Oireachtas Joint and Select Committees
Tuesday, 22 March 2022
Joint Oireachtas Committee on Climate Action
Energy - Ambition and Challenge: Discussion (Resumed)
Mr. Jerry Hallissey:
It is important to note the speed of our reaction. The potential is there. We have all identified what it is. Only last weekend, the Global Wind Energy Council released a report that put Ireland front and centre as one of the pacemakers for offshore renewable energy in the next decade or beyond. The opportunity is there; it is about what we can do and the value we can add for ourselves across the board. If we miss the opportunities, the supply will be sourced elsewhere. Mr. Keating referred to the UK being our competition. The North Sea and ScotWind developments are potentially taking from our route to market for the product that is there in the Atlantic.
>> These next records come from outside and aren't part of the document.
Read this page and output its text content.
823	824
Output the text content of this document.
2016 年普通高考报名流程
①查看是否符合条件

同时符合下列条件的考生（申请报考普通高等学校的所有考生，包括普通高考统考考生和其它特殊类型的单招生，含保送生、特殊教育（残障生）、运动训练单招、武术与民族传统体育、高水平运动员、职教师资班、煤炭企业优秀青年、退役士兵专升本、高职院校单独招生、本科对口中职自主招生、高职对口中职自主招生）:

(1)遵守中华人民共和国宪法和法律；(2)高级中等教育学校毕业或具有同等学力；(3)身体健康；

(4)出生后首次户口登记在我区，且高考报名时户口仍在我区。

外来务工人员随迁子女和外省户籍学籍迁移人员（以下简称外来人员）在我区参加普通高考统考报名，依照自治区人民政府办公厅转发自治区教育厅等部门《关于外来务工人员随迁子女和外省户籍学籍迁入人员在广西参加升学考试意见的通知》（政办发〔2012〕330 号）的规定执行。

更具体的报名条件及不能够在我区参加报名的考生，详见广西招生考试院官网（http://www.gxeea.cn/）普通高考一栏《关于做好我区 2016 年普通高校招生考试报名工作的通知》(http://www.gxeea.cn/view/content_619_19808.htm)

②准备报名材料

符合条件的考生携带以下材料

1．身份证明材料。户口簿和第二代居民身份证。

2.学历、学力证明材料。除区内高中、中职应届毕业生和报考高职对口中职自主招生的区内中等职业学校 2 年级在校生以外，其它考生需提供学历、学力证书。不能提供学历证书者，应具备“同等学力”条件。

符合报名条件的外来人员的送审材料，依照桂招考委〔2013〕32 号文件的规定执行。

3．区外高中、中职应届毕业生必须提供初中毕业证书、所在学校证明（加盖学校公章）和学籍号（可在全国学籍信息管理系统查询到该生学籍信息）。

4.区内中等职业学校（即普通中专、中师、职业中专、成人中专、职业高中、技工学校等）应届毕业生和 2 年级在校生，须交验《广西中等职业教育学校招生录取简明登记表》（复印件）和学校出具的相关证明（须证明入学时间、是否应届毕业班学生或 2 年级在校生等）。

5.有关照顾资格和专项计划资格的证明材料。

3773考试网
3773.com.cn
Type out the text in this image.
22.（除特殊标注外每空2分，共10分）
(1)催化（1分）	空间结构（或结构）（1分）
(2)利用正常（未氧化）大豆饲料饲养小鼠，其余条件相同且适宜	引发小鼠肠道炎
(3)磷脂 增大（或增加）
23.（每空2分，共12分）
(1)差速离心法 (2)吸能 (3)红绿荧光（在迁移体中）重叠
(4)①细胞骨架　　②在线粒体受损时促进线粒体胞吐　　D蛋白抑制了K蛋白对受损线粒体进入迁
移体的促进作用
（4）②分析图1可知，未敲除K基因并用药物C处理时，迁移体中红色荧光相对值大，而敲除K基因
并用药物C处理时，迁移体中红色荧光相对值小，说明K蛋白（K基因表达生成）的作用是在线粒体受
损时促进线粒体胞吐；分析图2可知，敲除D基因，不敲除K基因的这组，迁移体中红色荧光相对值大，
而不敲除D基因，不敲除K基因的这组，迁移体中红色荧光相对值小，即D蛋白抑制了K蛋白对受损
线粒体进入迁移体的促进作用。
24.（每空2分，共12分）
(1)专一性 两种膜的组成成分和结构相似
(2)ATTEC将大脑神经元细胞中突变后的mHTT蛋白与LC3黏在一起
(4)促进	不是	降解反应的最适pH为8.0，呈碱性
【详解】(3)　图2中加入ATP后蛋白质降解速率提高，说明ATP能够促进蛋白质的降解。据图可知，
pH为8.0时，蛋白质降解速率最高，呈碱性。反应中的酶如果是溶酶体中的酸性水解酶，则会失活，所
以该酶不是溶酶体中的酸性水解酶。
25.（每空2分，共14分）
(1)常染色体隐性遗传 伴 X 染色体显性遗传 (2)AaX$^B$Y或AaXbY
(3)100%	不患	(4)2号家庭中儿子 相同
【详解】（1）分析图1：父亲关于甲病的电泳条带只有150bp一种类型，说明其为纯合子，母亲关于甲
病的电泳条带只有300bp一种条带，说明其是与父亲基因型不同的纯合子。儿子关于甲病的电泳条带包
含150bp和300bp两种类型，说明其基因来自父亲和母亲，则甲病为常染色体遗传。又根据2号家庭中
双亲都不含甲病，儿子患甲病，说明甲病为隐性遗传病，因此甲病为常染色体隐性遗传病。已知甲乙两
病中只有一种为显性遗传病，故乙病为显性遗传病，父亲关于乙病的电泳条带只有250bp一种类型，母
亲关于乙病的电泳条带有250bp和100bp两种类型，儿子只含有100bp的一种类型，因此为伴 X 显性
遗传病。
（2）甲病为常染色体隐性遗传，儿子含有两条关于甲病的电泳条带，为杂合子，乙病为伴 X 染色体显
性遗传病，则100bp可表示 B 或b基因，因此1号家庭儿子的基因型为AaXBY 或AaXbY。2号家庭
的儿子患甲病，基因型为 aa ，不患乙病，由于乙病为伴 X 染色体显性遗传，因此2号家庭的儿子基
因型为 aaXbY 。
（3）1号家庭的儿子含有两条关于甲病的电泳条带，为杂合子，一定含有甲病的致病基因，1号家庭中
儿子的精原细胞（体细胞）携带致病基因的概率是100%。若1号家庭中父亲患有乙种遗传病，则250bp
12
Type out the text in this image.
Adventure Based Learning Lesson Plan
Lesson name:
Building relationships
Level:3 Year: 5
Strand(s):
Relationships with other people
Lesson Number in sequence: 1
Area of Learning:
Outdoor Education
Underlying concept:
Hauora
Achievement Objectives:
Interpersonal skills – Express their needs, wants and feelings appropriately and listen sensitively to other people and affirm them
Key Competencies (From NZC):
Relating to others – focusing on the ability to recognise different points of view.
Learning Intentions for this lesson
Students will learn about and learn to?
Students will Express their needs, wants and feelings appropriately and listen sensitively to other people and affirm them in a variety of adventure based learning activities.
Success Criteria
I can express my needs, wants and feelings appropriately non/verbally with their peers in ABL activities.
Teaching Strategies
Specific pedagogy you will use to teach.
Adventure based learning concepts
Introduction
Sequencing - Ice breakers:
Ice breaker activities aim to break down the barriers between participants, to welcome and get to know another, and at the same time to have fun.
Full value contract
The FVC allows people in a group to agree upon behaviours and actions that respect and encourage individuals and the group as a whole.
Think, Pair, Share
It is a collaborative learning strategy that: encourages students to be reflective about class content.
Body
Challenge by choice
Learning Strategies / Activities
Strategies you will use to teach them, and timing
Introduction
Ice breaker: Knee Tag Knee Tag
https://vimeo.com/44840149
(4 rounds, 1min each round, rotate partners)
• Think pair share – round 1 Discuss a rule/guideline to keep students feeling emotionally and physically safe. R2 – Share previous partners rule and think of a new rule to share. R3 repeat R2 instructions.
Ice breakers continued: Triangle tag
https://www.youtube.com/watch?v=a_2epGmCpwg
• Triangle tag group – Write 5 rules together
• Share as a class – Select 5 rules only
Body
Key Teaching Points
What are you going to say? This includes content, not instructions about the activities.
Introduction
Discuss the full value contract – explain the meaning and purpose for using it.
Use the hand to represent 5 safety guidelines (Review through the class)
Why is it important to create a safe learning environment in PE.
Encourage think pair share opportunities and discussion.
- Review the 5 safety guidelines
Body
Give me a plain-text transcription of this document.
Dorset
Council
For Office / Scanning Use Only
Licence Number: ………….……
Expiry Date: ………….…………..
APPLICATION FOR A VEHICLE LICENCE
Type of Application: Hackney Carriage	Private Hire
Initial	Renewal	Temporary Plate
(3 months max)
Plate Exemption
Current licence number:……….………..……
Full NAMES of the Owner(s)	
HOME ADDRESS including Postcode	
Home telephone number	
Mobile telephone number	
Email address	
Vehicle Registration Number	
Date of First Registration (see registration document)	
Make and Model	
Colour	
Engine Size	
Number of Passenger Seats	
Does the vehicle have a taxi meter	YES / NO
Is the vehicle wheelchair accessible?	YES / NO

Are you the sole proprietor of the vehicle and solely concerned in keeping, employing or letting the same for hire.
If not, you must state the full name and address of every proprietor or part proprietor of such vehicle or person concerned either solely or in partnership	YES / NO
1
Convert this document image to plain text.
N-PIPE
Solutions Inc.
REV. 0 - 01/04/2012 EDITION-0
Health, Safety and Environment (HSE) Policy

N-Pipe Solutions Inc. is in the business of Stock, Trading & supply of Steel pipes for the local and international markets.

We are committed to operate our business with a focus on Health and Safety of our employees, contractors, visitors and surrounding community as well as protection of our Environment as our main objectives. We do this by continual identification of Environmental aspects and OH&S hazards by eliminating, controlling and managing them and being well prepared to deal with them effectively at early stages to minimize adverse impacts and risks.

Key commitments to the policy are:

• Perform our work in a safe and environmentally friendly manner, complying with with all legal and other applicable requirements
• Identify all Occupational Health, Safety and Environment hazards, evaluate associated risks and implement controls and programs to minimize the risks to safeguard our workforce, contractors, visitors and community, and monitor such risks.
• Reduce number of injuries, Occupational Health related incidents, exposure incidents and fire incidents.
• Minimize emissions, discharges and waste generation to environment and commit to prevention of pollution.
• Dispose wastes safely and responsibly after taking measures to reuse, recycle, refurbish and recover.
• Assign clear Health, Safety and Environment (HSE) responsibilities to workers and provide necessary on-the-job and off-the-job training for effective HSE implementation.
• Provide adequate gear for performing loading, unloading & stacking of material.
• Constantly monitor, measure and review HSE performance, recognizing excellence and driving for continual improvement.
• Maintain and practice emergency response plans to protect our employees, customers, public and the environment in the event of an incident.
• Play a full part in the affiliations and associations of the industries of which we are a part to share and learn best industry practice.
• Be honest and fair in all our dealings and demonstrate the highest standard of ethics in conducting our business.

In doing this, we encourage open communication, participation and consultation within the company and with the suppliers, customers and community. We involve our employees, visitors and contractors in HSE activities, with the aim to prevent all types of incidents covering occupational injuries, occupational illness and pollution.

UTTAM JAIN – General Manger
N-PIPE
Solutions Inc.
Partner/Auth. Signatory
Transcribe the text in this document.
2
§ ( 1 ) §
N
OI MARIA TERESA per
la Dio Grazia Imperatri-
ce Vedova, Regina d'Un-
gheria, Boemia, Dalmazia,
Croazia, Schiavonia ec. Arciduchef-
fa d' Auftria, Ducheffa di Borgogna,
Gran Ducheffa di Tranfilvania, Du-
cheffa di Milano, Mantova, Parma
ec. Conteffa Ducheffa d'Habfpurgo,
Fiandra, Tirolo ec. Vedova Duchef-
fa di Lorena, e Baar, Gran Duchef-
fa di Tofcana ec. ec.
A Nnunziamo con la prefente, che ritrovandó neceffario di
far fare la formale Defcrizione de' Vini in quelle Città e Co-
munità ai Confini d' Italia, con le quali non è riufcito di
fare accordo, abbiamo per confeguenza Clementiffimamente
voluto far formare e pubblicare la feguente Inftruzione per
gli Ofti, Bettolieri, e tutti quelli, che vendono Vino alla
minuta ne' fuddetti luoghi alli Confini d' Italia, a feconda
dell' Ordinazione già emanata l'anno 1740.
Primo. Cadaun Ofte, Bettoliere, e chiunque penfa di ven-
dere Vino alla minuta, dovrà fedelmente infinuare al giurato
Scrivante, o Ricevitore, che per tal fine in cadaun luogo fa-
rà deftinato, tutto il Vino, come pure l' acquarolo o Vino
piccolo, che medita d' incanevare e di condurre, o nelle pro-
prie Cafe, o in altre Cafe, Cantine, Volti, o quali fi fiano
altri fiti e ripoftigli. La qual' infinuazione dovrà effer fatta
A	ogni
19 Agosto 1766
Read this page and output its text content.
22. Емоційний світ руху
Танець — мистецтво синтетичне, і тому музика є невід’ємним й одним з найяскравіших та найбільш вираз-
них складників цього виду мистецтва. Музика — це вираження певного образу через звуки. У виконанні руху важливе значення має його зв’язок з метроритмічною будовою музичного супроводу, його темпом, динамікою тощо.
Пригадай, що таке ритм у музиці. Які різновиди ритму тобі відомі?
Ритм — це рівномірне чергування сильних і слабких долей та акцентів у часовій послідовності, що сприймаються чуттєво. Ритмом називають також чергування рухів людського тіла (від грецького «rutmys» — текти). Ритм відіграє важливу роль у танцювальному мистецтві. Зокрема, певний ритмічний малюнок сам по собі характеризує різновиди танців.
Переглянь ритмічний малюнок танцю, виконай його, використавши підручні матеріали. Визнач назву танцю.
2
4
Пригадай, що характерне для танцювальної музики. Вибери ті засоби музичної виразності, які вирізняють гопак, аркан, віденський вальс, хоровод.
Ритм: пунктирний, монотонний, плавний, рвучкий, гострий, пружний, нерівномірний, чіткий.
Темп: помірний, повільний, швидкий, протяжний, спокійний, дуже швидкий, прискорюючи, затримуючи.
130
It is important that we engage with that.
It also brings with it the opportunity to assist ourselves. There is potential to manufacture green fertilisers in Ireland, for example. The production of green ammonia can be brought to Ireland and that would assist farmers.
There is also potential in another area. This leads into my answer on the rail aspect of things. It is all interlinked. If we get global refuelling of shipping, let us say, that brings with it the potential to create a global trans-shipment hub that would shorten supply chain routes for Irish exporters and importers on their routes to market. We are trying to bring all this forward. If those supply chain routes are altered and moved elsewhere, we will miss that opportunity. As part of that, rail connectivity to the port is paramount. We are a strong advocate for not just the reopening of the Foynes to Limerick rail line that connects us with the national rail network, but also the developmental potential for the distribution hubs proposed as part of the Irish Rail developmental plan for rail freight. There is potential to assist in decarbonising Dublin by taking the likes of cargo from the west of Ireland down the western rail corridor to be exported out of a port in the west of Ireland. It is about the overall solution. The infrastructure has to be put in place in order to facilitate that, but we have it targeted.